The Be(a)st of Taylor Mac
-posted by Patrick Alan Coleman
“Comparison is violence.”
If what Taylor Mac says about comparison is true, then all reviewers are, essentially, the journalistic equivalents of Jack the Ripper. When it comes to certain reviewers, I don’t think many artists would disagree.
But in the spirit of the incredible Taylor Mac, I will do my best to eschew comparison. I will leave out allusions to the Cockettes and Portland’s own, now disbanded, Sissyboys. I will forego any discussion that might mention the love child of Eric Bogosian and Devine. I will not utter the words, “Tiny Tim.” Alright, go ahead and call me passive aggressive.

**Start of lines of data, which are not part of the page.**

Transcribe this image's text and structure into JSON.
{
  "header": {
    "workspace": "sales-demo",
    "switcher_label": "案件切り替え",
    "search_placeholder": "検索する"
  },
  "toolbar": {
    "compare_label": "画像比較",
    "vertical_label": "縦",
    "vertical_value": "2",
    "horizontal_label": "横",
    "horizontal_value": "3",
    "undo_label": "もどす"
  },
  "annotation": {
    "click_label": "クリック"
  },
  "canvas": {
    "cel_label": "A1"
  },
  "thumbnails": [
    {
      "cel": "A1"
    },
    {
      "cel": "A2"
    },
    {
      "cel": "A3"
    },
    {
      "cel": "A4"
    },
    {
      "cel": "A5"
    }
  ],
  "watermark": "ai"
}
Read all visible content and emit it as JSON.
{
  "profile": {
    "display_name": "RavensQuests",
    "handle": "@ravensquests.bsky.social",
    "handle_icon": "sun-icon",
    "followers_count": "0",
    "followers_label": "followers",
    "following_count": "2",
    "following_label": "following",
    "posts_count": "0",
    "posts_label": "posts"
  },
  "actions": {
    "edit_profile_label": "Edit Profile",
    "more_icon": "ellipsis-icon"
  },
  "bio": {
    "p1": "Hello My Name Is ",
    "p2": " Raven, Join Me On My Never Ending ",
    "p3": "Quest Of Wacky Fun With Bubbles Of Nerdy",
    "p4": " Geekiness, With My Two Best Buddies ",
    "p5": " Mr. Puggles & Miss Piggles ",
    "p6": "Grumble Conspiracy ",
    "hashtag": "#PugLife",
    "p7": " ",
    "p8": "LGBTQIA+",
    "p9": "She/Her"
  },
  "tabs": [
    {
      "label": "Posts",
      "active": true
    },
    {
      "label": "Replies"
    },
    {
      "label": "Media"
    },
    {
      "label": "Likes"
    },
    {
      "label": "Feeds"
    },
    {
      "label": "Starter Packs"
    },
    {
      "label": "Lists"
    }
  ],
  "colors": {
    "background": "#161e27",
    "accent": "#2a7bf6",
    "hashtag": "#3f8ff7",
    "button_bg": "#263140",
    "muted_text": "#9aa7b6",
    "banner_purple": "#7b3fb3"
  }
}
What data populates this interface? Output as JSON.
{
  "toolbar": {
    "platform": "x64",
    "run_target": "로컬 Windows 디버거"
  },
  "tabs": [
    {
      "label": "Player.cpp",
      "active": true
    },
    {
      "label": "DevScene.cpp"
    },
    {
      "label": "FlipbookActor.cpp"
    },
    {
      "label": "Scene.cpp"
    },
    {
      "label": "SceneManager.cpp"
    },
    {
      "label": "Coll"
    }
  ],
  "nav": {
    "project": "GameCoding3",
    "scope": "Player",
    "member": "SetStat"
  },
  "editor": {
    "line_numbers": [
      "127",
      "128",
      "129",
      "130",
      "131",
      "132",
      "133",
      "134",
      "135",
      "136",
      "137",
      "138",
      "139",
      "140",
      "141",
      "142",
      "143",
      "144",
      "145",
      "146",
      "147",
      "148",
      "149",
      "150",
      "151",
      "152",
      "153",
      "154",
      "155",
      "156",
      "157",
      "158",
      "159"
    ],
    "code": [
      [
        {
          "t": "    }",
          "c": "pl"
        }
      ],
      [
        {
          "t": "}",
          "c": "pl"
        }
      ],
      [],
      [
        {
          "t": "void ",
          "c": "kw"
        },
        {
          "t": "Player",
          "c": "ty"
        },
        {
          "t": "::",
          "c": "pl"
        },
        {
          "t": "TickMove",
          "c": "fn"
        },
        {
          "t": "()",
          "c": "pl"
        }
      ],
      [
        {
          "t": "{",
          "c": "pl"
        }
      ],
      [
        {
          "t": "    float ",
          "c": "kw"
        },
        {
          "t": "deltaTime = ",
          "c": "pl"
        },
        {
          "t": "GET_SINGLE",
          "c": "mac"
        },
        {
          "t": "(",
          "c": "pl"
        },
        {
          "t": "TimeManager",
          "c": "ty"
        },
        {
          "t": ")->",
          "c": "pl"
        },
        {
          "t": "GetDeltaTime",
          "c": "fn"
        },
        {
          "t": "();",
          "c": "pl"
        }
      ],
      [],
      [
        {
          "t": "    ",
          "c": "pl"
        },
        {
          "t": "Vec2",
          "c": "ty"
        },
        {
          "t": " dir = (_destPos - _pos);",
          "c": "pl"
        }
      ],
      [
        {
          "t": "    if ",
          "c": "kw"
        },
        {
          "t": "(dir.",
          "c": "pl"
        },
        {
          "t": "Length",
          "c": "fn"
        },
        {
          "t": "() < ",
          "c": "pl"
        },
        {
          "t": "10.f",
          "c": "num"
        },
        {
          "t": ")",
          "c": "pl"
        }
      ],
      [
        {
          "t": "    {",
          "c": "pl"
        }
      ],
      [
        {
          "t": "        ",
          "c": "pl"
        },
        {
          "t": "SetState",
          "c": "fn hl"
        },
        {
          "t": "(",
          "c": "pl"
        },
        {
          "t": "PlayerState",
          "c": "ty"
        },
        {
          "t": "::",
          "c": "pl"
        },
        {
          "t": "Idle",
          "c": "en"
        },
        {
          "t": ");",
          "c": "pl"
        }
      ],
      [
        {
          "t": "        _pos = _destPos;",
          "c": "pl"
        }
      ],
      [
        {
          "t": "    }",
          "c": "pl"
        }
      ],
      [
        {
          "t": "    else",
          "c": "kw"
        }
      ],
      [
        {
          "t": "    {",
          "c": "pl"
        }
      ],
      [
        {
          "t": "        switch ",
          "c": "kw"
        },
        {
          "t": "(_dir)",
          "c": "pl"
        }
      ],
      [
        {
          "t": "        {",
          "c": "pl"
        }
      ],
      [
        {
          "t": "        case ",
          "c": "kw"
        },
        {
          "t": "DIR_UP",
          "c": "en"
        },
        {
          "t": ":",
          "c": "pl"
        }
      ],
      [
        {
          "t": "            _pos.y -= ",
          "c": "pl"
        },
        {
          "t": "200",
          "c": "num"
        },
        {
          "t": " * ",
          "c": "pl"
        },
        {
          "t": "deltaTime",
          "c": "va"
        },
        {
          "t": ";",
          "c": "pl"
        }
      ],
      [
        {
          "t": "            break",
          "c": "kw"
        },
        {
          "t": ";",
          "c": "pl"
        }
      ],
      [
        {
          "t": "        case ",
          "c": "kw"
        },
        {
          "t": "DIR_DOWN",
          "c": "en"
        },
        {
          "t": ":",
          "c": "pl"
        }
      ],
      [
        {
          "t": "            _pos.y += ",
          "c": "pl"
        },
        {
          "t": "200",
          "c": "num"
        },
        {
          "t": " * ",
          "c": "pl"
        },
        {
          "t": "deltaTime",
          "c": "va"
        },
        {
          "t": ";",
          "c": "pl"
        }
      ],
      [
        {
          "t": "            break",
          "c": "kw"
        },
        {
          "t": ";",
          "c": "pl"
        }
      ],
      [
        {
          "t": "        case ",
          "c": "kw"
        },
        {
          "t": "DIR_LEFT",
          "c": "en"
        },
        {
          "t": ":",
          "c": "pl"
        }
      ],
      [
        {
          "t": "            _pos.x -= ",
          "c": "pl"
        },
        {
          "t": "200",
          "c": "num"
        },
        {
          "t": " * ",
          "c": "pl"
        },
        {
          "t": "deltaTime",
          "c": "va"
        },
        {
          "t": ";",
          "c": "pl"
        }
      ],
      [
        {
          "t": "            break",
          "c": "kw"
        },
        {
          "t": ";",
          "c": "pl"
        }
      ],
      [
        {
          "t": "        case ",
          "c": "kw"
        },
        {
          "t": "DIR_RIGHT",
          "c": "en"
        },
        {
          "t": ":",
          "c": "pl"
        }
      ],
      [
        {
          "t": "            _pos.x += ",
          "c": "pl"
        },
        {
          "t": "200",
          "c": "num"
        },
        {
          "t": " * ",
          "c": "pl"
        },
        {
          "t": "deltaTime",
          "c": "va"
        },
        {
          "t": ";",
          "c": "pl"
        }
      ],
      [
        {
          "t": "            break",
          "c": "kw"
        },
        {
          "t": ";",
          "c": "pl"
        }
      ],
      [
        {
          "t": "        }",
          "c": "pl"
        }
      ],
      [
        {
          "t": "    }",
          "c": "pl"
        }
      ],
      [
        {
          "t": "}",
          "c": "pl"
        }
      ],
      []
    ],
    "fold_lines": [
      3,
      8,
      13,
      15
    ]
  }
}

Taylor Mac leaves little for a reviewer to go on- I mustn’t use the term “universal” to describe the show, either. So, my best recourse is to simply gush: Taylor Mac’s amazing drag show is emotionally dynamic, deeply moving and ultimately entertaining. His ease with an audience is impressive. It’s as if he has known us all of his life. We are his people and he is our flag bearer, leading us towards a Mylar revolution. In Taylor Macs world, the streets will be littered with drag and we will all be fierce.
But in order to have a revolution, we must be honest with one another. Taylor Mac exudes honesty, which is odd, considering that he performs behind a mask of make-up and sequins. Never the less, he lays himself open to reveal the vulnerable human being inside, hurting and loving and wanting.
The gorgeous Mac jokes that his show is not accessible to heterosexual audiences. At least, I think he’s joking. Either way, his songs and dialogue rest deeply in human emotion (see, I didn’t say universal) shared by all of us. I doubt that heterosexuals would be lost among gay references and stories of male homosexuality. I mean, even though I am bi-sexual, I feel that I was able to connect with way more than half of the show.
It is a drag show at 6:30 in the evening, but Taylor Mac manages, in his Protean way, to transform the cavernous Northwest Neighborhood Cultural Center. By the end of his set he, sits in a tight spotlight at the edge of the stage, singing softly, accapella, about fear. I am no longer in Portland in the early evening, I am in a smoky club in some furtive basement bar in Manhattan and I am falling in love.
The Be(a)st of Taylor Mac is inspired and inspiring. Don’t be surprised if TBA sees an increase in Fabulous.
Sit in awe of Taylor Macs “suspicious package” Sun. and Mon. night at 6:30pm, NWNCC.